Olkinuora managed to see action in one game, out-dueling Magnus Hellberg and Sweden for a 4-3 overtime win. “Due to the protocols, I lost my chance to compete for the No. 1 spot, but it didn’t matter because Harri played unreal and we won the whole thing. I feel lucky that I even got to play one game. It was a cool experience and I have a gold medal to show for it.”

He returned to Russia, but a month later everything changed when Vladimir Putin decided to invade Ukraine.

“I was coming off the high of the Olympics and I was excited about playing in the playoffs because I was the starter and we had a good team,” he said. “I thought we had a good chance and it was going to be the first time I might be able to win something with a club team.

“When the war broke out, people were calling me every day. The media in Finland started saying we were part of Putin’s propaganda because Putin loves hockey, he’s backing the league, and the KHL is his baby. So basically by us being there, we were showing support for the war, which was a bit of a stretch because if anything, we weren’t funding the war, we were taking money away from the war by being paid. But it’s the optics.”

Olkinuora was not happy that something political could affect his decision to play. “I was further from the border to Ukraine than Finland is and it wasn’t like this was a Brittney Griner thing,” he said. “I was just there playing hockey.”

He stayed long enough to appear in one postseason game.

“I played the first playoff game, but listening to the Russian national anthem was tough,” he said. “Suddenly it was like a 180-turn and I just couldn’t stay. All of the other Finnish players in the league were talking about leaving, so I thought then that there was no way I was staying.

“I felt so bad for the team. They didn’t understand what was going on because they have different news outlets, but the attack on Ukraine is very disturbing, it’s insane. Still, the decision was really tough, but I don’t regret it. I cut all ties with Russia.”

He flew to Saint Petersburg and he and the other Finnish players drove to Helsinki. “It’s sad because some of the guys had played for the same team for nine years and they had the same championship hopes,” he said. “I honestly thought I might finish my career in the KHL. Sometimes life happens.”

Thankfully, two months later, Olkinuora was able to leave all the negativity behind after he was named the MVP of the 2022 IIHF World Championship. “I knew it could be a season for the ages because it was the year of the Olympics and the World Championships at home. I had played in the previous world championships when we won silver, so I knew I had to chance to play.”

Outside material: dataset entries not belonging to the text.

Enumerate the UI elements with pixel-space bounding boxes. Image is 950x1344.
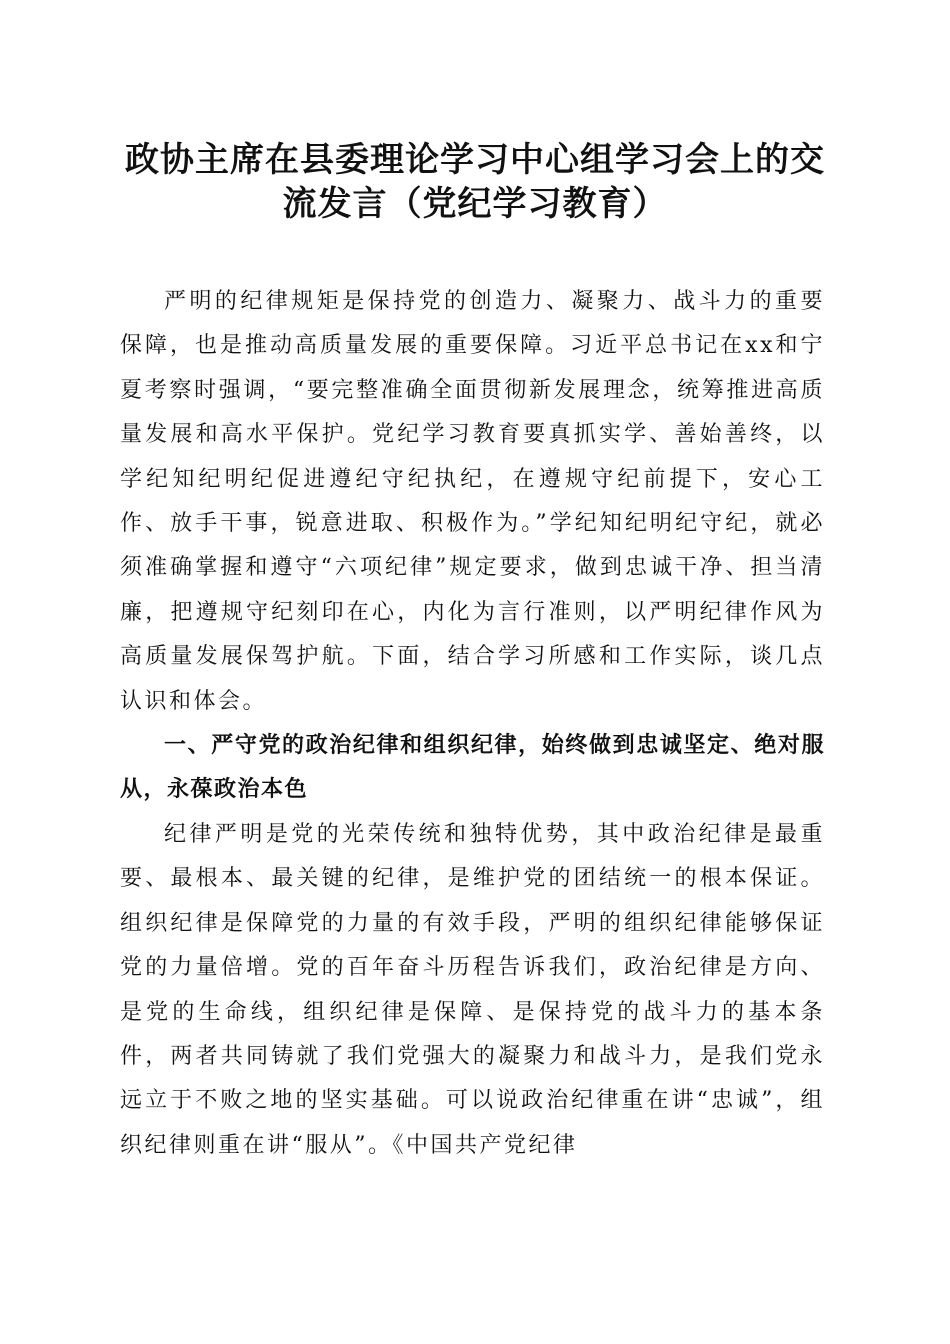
document-body bbox=[120, 280, 825, 1168]
section-heading: 一、严守党的政治纪律和组织纪律，始终做到忠诚坚定、绝对服从，永葆政治本色 bbox=[120, 733, 825, 803]
section-paragraph: 纪律严明是党的光荣传统和独特优势，其中政治纪律是最重要、最根本、最关键的纪律，是维护党的团结统一的根本保证。组织纪律是保障党的力量的有效手段，严明的组织纪律能够保证党的力量倍增。党的百年奋斗历程告诉我们，政治纪律是方向、是党的生命线，组织纪律是保障、是保持党的战斗力的基本条件，两者共同铸就了我们党强大的凝聚力和战斗力，是我们党永远立于不败之地的坚实基础。可以说政治纪律重在讲“忠诚”，组织纪律则重在讲“服从”。《中国共产党纪律 bbox=[120, 821, 825, 1158]
document-title: 政协主席在县委理论学习中心组学习会上的交流发言（党纪学习教育） bbox=[125, 140, 825, 224]
intro-paragraph: 严明的纪律规矩是保持党的创造力、凝聚力、战斗力的重要保障，也是推动高质量发展的重要保障。习近平总书记在xx和宁夏考察时强调，“要完整准确全面贯彻新发展理念，统筹推进高质量发展和高水平保护。党纪学习教育要真抓实学、善始善终，以学纪知纪明纪促进遵纪守纪执纪，在遵规守纪前提下，安心工作、放手干事，锐意进取、积极作为。”学纪知纪明纪守纪，就必须准确掌握和遵守“六项纪律”规定要求，做到忠诚干净、担当清廉，把遵规守纪刻印在心，内化为言行准则，以严明纪律作风为高质量发展保驾护航。下面，结合学习所感和工作实际，谈几点认识和体会。 bbox=[120, 289, 825, 714]
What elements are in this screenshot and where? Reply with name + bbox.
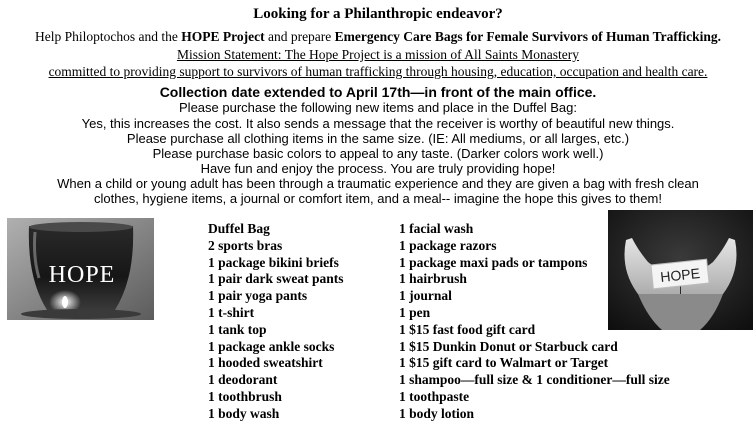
list-item: Duffel Bag	[208, 221, 270, 236]
emergency-care-bags: Emergency Care Bags for Female Survivors of Human Trafficking.	[334, 29, 722, 44]
items-list-left	[208, 221, 344, 423]
list-item: 1 body wash	[208, 405, 280, 421]
mission-statement-line2: committed to providing support to survivors of human trafficking through housing, education, occupation and health care.	[48, 64, 708, 79]
collection-notice: Collection date extended to April 17th—in front of the main office.	[159, 84, 597, 100]
list-item: 1 facial wash	[399, 221, 474, 236]
list-item: 1 t-shirt	[208, 304, 255, 320]
instruction-line: Please purchase basic colors to appeal to any taste. (Darker colors work well.)	[152, 146, 604, 161]
list-item: 1 toothbrush	[208, 388, 282, 404]
list-item: 1 shampoo—full size & 1 conditioner—full size	[399, 372, 670, 388]
list-item: 1 package ankle socks	[208, 338, 335, 354]
candle-glass-icon	[7, 218, 154, 320]
list-item: 1 pen	[399, 304, 431, 320]
list-item: 1 hooded sweatshirt	[208, 355, 323, 371]
hope-word-left: HOPE	[48, 262, 116, 288]
mission-statement-line1: Mission Statement: The Hope Project is a mission of All Saints Monastery	[176, 47, 580, 62]
instruction-line: Yes, this increases the cost. It also sends a message that the receiver is worthy of beautiful new things.	[81, 116, 675, 131]
list-item: 1 journal	[399, 288, 452, 304]
list-item: 1 package maxi pads or tampons	[399, 254, 588, 270]
list-item: 1 pair yoga pants	[208, 288, 308, 304]
help-line-part2: and prepare	[264, 29, 335, 44]
instruction-line: Have fun and enjoy the process. You are truly providing hope!	[200, 161, 556, 176]
list-item: 1 $15 gift card to Walmart or Target	[399, 355, 609, 371]
hope-project-name: HOPE Project	[181, 29, 265, 44]
list-item: 1 toothpaste	[399, 388, 470, 404]
list-item: 1 $15 fast food gift card	[399, 321, 536, 337]
list-item: 1 package razors	[399, 237, 497, 253]
instruction-line: Please purchase all clothing items in the same size. (IE: All mediums, or all larges, etc.)	[126, 131, 630, 146]
instruction-line: clothes, hygiene items, a journal or comfort item, and a meal-- imagine the hope this gives to them!	[94, 191, 662, 206]
instruction-line: Please purchase the following new items and place in the Duffel Bag:	[179, 100, 577, 115]
flyer-title: Looking for a Philanthropic endeavor?	[253, 6, 503, 22]
help-line	[0, 29, 756, 45]
instruction-line: When a child or young adult has been through a traumatic experience and they are given a bag with fresh clean	[57, 176, 699, 191]
list-item: 1 pair dark sweat pants	[208, 271, 344, 287]
hope-word-right: HOPE	[659, 264, 701, 286]
list-item: 1 deodorant	[208, 372, 278, 388]
list-item: 1 tank top	[208, 321, 267, 337]
list-item: 1 package bikini briefs	[208, 254, 339, 270]
list-item: 1 body lotion	[399, 405, 475, 421]
list-item: 2 sports bras	[208, 237, 283, 253]
items-list-right	[399, 221, 670, 423]
help-line-part1: Help Philoptochos and the	[34, 29, 182, 44]
list-item: 1 $15 Dunkin Donut or Starbuck card	[399, 338, 618, 354]
hope-candle-photo	[7, 218, 154, 320]
list-item: 1 hairbrush	[399, 271, 467, 287]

Finland won the gold medal behind Olkinuora’s stellar goaltending. He played five games during the group stage, posting four shutouts and allowing a single goal. During the entire tournament, he allowed only a total of nine goals in eight games, including a shutout streak of 206:44.

“Not many teams have won the tournament when they are hosting it, so that was a big priority for us,” Olkinuora said. “It was in my hometown, too, so it felt like, of course, we’re going to win it. We have to win. We had a really good team, so it was so much fun and something I’ll remember forever.”

Olkinuora signed to play this season in Switzerland, but he had the option to sign an NHL contract before June 15. When the Red Wings made a last-minute offer, he jumped at the opportunity. “I had to make the decision within an hour, right before midnight,” he said. “It was a good feeling. I had almost given up on coming back, especially at my age, but I feel like I still have a lot to give. I was excited to have the chance to make it happen.”

And so Olkinuora is waiting in the wings, hoping to help the Griffins make a second-half drive to the playoffs. The arrival of Hellberg and, more recently, Alex Nedeljkovic in Grand Rapids have cut into his playing time, but he is doing his best to wait his turn.

After a slow start, Olkinuora strung together several solid appearances between Thanksgiving and New Year’s Eve.

“I feel confident about my game and I’m excited to play more,” said Olkinuora, who credits his wife Emily for keeping him sane and balanced. “I really think we can be successful the rest of the way. As always, I welcome the challenge.”